As alluded to above, the main difference between SAEs and CLTs is that SAEs operate at a single point in the model, at the post-MLP activations, while CTLs operatate at 2 points, the pre-MLP and post-MLP activations. This means that SAEs are able to decompose the MLP outputs into sparse feature vectors, but can't really tell us much about the actual computation of the MLP. We can understand what features are important on a given input, but now why.

CLTs on the other hand are a sparse approximation of the MLP computation itself. The computation is very straightforward to interpret: calculate feature activations and then use them as coefficients in a weighted sum of decoder vectors.[4] Once we have this for every MLP layer in the model, we're able to construct a sparse computational graph of the entire model. Say for example we identified a certain feature of interest in some middle layer of the model. We can then use the encoder vector of this feature to find out which features in the previous layers are important for this feature. And we can repeat this process all the way back to the input tokens.

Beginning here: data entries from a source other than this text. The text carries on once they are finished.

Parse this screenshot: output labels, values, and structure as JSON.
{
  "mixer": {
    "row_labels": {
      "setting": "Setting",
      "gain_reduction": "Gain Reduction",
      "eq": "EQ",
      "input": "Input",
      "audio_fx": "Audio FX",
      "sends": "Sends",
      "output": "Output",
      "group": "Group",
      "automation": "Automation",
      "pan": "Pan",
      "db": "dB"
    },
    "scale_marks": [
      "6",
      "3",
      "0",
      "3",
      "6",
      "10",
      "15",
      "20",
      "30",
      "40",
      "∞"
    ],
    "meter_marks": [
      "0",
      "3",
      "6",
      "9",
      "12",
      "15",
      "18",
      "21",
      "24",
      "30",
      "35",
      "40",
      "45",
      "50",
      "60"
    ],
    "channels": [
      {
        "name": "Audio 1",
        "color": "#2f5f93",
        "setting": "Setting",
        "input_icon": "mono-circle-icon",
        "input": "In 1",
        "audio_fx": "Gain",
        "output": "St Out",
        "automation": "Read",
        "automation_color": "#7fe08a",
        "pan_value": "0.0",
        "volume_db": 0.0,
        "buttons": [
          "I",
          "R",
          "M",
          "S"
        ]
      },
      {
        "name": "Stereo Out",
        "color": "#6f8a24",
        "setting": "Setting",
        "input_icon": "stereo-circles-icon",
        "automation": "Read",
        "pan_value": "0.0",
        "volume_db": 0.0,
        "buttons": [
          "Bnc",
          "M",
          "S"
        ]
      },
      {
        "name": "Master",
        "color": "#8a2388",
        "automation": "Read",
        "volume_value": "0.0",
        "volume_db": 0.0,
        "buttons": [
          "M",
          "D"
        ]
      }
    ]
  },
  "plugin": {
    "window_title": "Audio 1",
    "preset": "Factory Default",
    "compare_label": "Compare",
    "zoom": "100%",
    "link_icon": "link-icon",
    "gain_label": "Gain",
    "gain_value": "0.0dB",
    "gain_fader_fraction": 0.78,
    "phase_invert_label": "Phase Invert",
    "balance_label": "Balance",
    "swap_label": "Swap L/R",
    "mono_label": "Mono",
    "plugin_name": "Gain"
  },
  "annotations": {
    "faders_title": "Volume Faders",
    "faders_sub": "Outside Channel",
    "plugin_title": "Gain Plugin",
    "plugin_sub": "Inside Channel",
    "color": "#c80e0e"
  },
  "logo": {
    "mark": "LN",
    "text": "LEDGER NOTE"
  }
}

This is something that can't be done with SAEs, because they only explain the MLP outputs, not the computation itself. Once you identify a feature of interest, you can't easily go back the earlier layers and find out which features are important for this feature, because you don't have an explanation for the non-linear computation inside the MLP.

So in terms of building interpretable computational graphs, CLTs are more useful than SAEs. What about performance? Standard metrics to evaluate performance are:

  • interpretability: what's the mean number of features that are active for any given input?
  • fidelity: what's the increase in cross-entropy loss relative to the original model when replacing a layer with an SAE/CLT?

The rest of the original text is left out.